The water quality of the Foudry Brook system was as follows in 2019.

| Section | Ecological Status | Chemical Status | Overall Status | Length | Catchment |
|---|---|---|---|---|---|
| Silchester Brook | Moderate | Fail | Moderate | 6.9 miles (11.1 km) | 8.94 square miles (23.2 km^{2}) |
| West End Brook (tributary of Foudry Brook) | Poor | Fail | Poor | 1.1 miles (1.8 km) | 4.27 square miles (11.1 km^{2}) |
| Burghfield Brook | Moderate | Fail | Moderate | 4.2 miles (6.8 km) | 7.02 square miles (18.2 km^{2}) |
| Foudry Brook (West End Brook to M4) | Poor | Fail | Poor | 7.7 miles (12.4 km) | 9.08 square miles (23.5 km^{2}) |

Water quality on Silchester Brook has improved from poor in 2015 to moderate in 2016. Most of the reasons for it not achieving good quality are connected with sewage discharge. West End Brook dropped from moderate to bad in 2015, and the reasons for it not being good are mainly to do with physical modification of the channel, which prevents fish freely moving around the system, and the presence of the invasive species, the North American signal crayfish. Burghfield Brook is affected by discharges from industry, and the main factors affecting the Foudry Brook are physical modification of the channel and sewage discharge.

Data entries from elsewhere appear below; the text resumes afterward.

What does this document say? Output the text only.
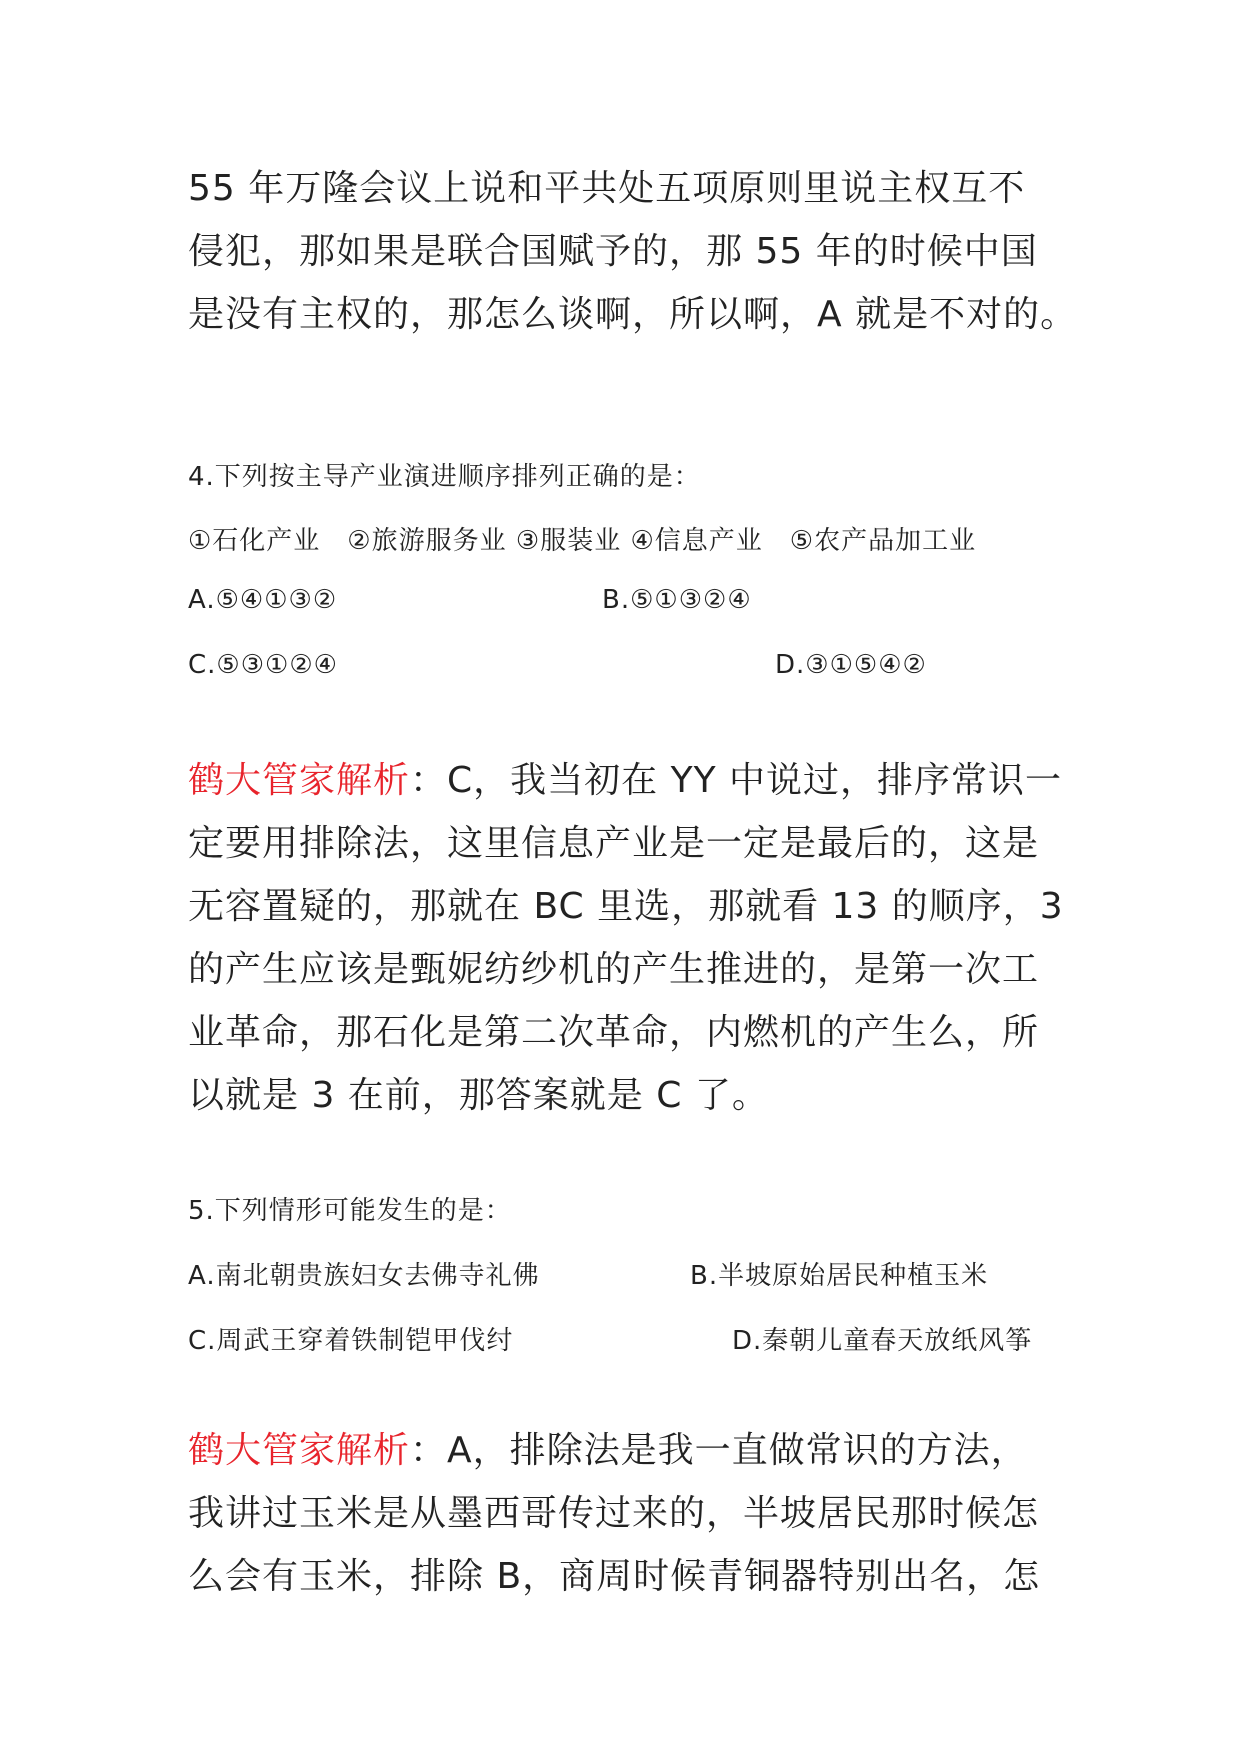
55 年万隆会议上说和平共处五项原则里说主权互不
侵犯，那如果是联合国赋予的，那 55 年的时候中国
是没有主权的，那怎么谈啊，所以啊，A 就是不对的。
4.下列按主导产业演进顺序排列正确的是：
①石化产业　②旅游服务业 ③服装业 ④信息产业　⑤农产品加工业
A.⑤④①③②	B.⑤①③②④
C.⑤③①②④	D.③①⑤④②
鹤大管家解析：C，我当初在 YY 中说过，排序常识一
定要用排除法，这里信息产业是一定是最后的，这是
无容置疑的，那就在 BC 里选，那就看 13 的顺序，3
的产生应该是甄妮纺纱机的产生推进的，是第一次工
业革命，那石化是第二次革命，内燃机的产生么，所
以就是 3 在前，那答案就是 C 了。
5.下列情形可能发生的是：
A.南北朝贵族妇女去佛寺礼佛	B.半坡原始居民种植玉米
C.周武王穿着铁制铠甲伐纣	D.秦朝儿童春天放纸风筝
鹤大管家解析：A，排除法是我一直做常识的方法，
我讲过玉米是从墨西哥传过来的，半坡居民那时候怎
么会有玉米，排除 B，商周时候青铜器特别出名，怎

The brook is prone to flooding along its length, which has caused the most problems on the outskirts of Whitley, where its water voles hinder raising banks and expansion of water-meadows.

==Pollution==
In an action brought by the Environment Agency in 2002, Total Fina Elf UK Ltd was fined £54,000 for causing petrol to enter groundwater and a tributary of the Foudry Brook, from its service station in Tadley. Between January 1999 and March 2001 from 2,000 up to 10,000 litres seeped into the ground from leaks in an underground petrol tank, and from filler and suction lines.

In July 2010 a serious leak from sewage works into the Brook near Silchester killed hundreds of fish and many other organisms on a three-mile stretch.

In 2025, Thames Water recorded 14 sewage spills into the Foudry Brook totalling 168.5 hours, a figure which is nearly double their own stated long-term average of 8 spills per year.